Hätte ich eine Pflanzstätte in dieser Insel anzulegen, Gnädigster
Herr—

Antonio.
So würd' er Brenn-Nessel-Saamen drein säen.

Sebastian.
Oder Kletten und Pappel-Kraut.

Gonsalo.
Und wäre der König davon, was würd' ich thun?

Sebastian.
Euch wenigstens nicht betrinken, denn ihr hättet keinen Wein.

Gonsalo. Die Einrichtung des gemeinen Wesens müßte mir gerade das Wiederspiel von allen unsrigen seyn; denn ich wollte keine Art von Handel und Wandel gestatten; Von Obrigkeitlichen Ämtern sollte nur nicht der Name bekannt seyn; Von allen Wissenschaften sollte man nichts wissen; Kein Reichthum, keine Armuth, kein Unterschied der Stände; nichts von Käuffen, Erbschaften, Marchen, Grenzsteinen, Braachfeldern noch Weinbergen; Kein Gebrauch von Metall, Korn, Wein oder Öl; Keine Arbeit, alle Leute müßig, alle, und die Weiber dazu; aber alles in Unschuld. Keine Oberherrschaft—

Sebastian.
Und doch wollt' er König davon seyn.

Antonio.
Das Ende von seiner Republik vergißt den Anfang***

{ed.-*** Dieses ganze Gespräch ist eine feine Satyre über die Utopischen Tractate von Regierungsformen, und die schimärischen und unbrauchbaren Entwürfe, die darinn angepriesen werden. Warbürton.}

Gonsalo. Alle Dinge sollten gemein seyn; die Natur sollte alles von sich selbst hervorbringen, ohne Arbeit und Schweiß der Menschen. Keine Verrätherey, keine Übelthaten, folglich auch kein Schwerdt, kein Spieß, kein Messer, kein Schießgewehr, kurz keine Nothwendigkeit von irgend einem Instrument; denn die Natur sollte aus eignem Trieb alles in Überfluß hervorbringen, was zum Unterhalt meines unschuldigen Volkes nöthig wäre.

Sebastian.
Würde man denn in seiner Republik nicht auch heurathen?

Antonio.
Heurathen? Nichts weniger; lauter müßiges Volk, Huren und
Spizbuben.

Gonsalo.
Ich wollte mit einer solchen Vollkommenheit regieren, Gnädigster
Herr, daß das goldne Alter selbst nicht damit in Vergleichung
kommen sollte.

Sebastian.
Der Himmel schüze seine Majestät!

Antonio.
Lang lebe Gonsalo!

Gonsalo.
Ihr versteht mich doch—

Alonso.
Ich bitte dich, hör auf; du unterhältst mich mit einem Gespräch von
Nichts.

Gonsalo.
Das glaub ich Euer Majestät, und ich that es bloß, um diesen beyden
Herren Gelegenheit zum Lachen zu geben; denn sie haben so reizbare
und zärtliche Lungen, daß sie immer über nichts zu lachen pflegen.

Antonio.
Wir lachten über euch.

Gonsalo. Der in dieser Art von Spaßhaftigkeit gegen euch nichts ist; ihr könnt also fortfahren, über nichts zu lachen.

Antonio.
Das hat eine Ohrfeige seyn sollen?

Sebastian.
Wenn sie nicht neben bey gefallen wäre.

Gonsalo. Ihr seyd tapfre Herren; ihr würdet den Mond aus seinem Kreise heben, wenn er nur fünf Wochen nach einander ohne abzunehmen scheinen würde.

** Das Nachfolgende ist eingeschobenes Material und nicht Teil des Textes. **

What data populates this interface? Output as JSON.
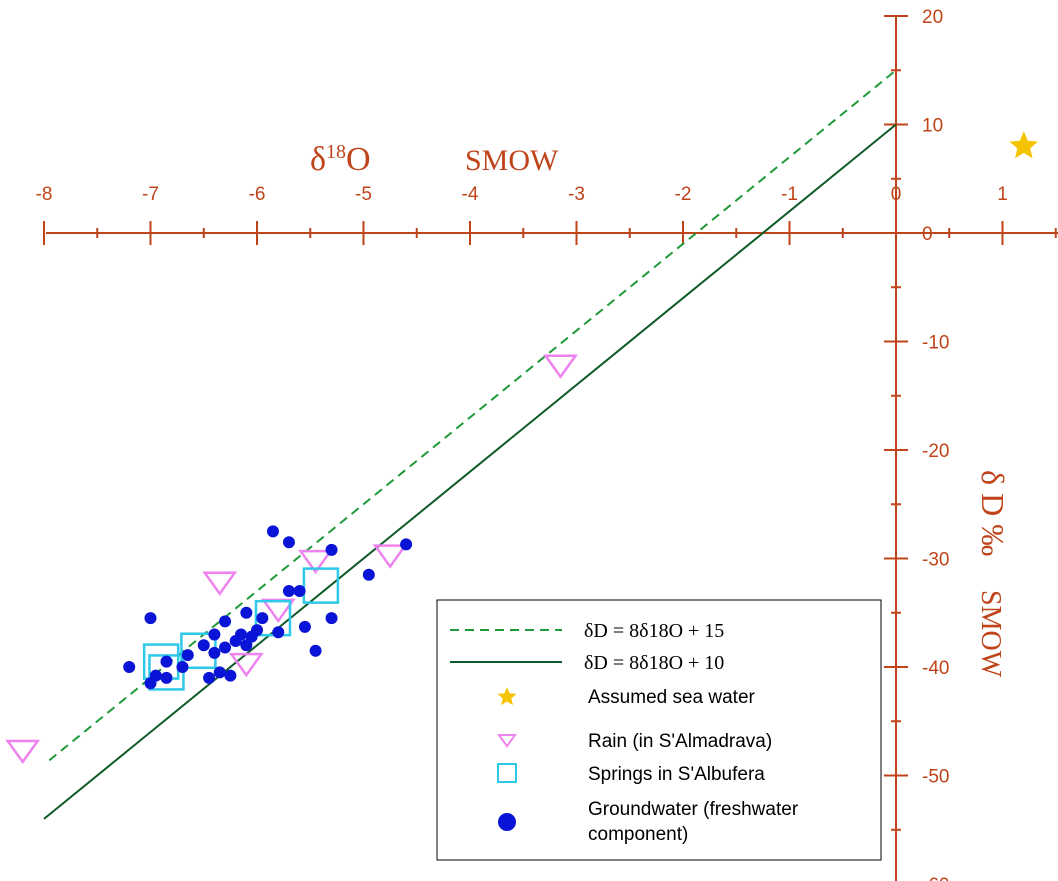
{
  "chart_data": {
    "type": "scatter",
    "x_axis": {
      "ticks": [
        -8,
        -7,
        -6,
        -5,
        -4,
        -3,
        -2,
        -1,
        0,
        1
      ],
      "tick_labels": [
        "-8",
        "-7",
        "-6",
        "-5",
        "-4",
        "-3",
        "-2",
        "-1",
        "0",
        "1"
      ],
      "title_part1": "δ",
      "title_sup": "18",
      "title_part2": "O",
      "title_unit": "SMOW",
      "range": [
        -8.0,
        1.5
      ]
    },
    "y_axis": {
      "ticks": [
        20,
        10,
        0,
        -10,
        -20,
        -30,
        -40,
        -50,
        -60
      ],
      "tick_labels": [
        "20",
        "10",
        "0",
        "-10",
        "-20",
        "-30",
        "-40",
        "-50",
        "-60"
      ],
      "title_main": "δ D ‰",
      "title_unit": "SMOW",
      "range": [
        -60,
        20
      ]
    },
    "lines": [
      {
        "name": "δD = 8δ18O + 15",
        "legend_text": "δD = 8δ¹⁸O + 15",
        "slope": 8,
        "intercept": 15,
        "x_range": [
          -7.95,
          0
        ],
        "style": "dashed",
        "color": "#1f9a3a"
      },
      {
        "name": "δD = 8δ18O + 10",
        "legend_text": "δD = 8δ¹⁸O + 10",
        "slope": 8,
        "intercept": 10,
        "x_range": [
          -8.0,
          0
        ],
        "style": "solid",
        "color": "#0e5a28"
      }
    ],
    "series": [
      {
        "name": "Assumed sea water",
        "marker": "star",
        "color": "#f5c300",
        "points": [
          [
            1.2,
            8.0
          ]
        ]
      },
      {
        "name": "Rain (in S'Almadrava)",
        "marker": "triangle-down",
        "color": "#ee82ee",
        "points": [
          [
            -3.15,
            -12.0
          ],
          [
            -4.75,
            -29.5
          ],
          [
            -5.45,
            -30.0
          ],
          [
            -6.35,
            -32.0
          ],
          [
            -5.8,
            -34.5
          ],
          [
            -6.1,
            -39.5
          ],
          [
            -8.2,
            -47.5
          ]
        ]
      },
      {
        "name": "Springs in S'Albufera",
        "marker": "square",
        "color": "#2ec8e8",
        "points": [
          [
            -5.4,
            -32.5
          ],
          [
            -5.85,
            -35.5
          ],
          [
            -6.55,
            -38.5
          ],
          [
            -6.9,
            -39.5
          ],
          [
            -6.85,
            -40.5
          ]
        ]
      },
      {
        "name": "Groundwater (freshwater component)",
        "marker": "circle",
        "color": "#0a14d6",
        "points": [
          [
            -5.85,
            -27.5
          ],
          [
            -5.7,
            -28.5
          ],
          [
            -5.3,
            -29.2
          ],
          [
            -4.6,
            -28.7
          ],
          [
            -4.95,
            -31.5
          ],
          [
            -5.6,
            -33.0
          ],
          [
            -5.3,
            -35.5
          ],
          [
            -5.55,
            -36.3
          ],
          [
            -5.8,
            -36.8
          ],
          [
            -6.1,
            -35.0
          ],
          [
            -5.95,
            -35.5
          ],
          [
            -6.0,
            -36.6
          ],
          [
            -6.15,
            -37.0
          ],
          [
            -6.3,
            -35.8
          ],
          [
            -6.4,
            -37.0
          ],
          [
            -6.5,
            -38.0
          ],
          [
            -6.4,
            -38.7
          ],
          [
            -6.3,
            -38.2
          ],
          [
            -6.2,
            -37.6
          ],
          [
            -6.05,
            -37.2
          ],
          [
            -6.1,
            -38.0
          ],
          [
            -6.65,
            -38.9
          ],
          [
            -6.85,
            -39.5
          ],
          [
            -6.7,
            -40.0
          ],
          [
            -7.2,
            -40.0
          ],
          [
            -6.95,
            -40.8
          ],
          [
            -6.85,
            -41.0
          ],
          [
            -7.0,
            -41.5
          ],
          [
            -6.35,
            -40.5
          ],
          [
            -6.45,
            -41.0
          ],
          [
            -6.25,
            -40.8
          ],
          [
            -5.45,
            -38.5
          ],
          [
            -7.0,
            -35.5
          ],
          [
            -5.7,
            -33.0
          ]
        ]
      }
    ],
    "legend": {
      "placement": "bottom-right",
      "entries": [
        "δD = 8δ18O + 15",
        "δD = 8δ18O + 10",
        "Assumed sea water",
        "Rain (in S'Almadrava)",
        "Springs in S'Albufera",
        "Groundwater (freshwater",
        "component)"
      ]
    },
    "grid": false,
    "axis_color": "#c0441a"
  }
}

(Ariel erscheint, den redenden Personen unsichtbar, mit einer ernsthaften und einschläfrenden Musik.)

Sebastian.
Das wollten wir, und dann auf den Vogel-Heerd.

Antonio (zu Gonsalo.)
Nein, mein guter Herr, werdet nicht böse.

Gonsalo. Ich stehe euch davor, daß ich zu gescheidt bin über eure Einfälle böse zu werden. Wollt ihr mich in den Schlaf lachen? denn ich bin ganz schläfrig.

Antonio.
Geht, schlaft und hört uns zu.

Alonso.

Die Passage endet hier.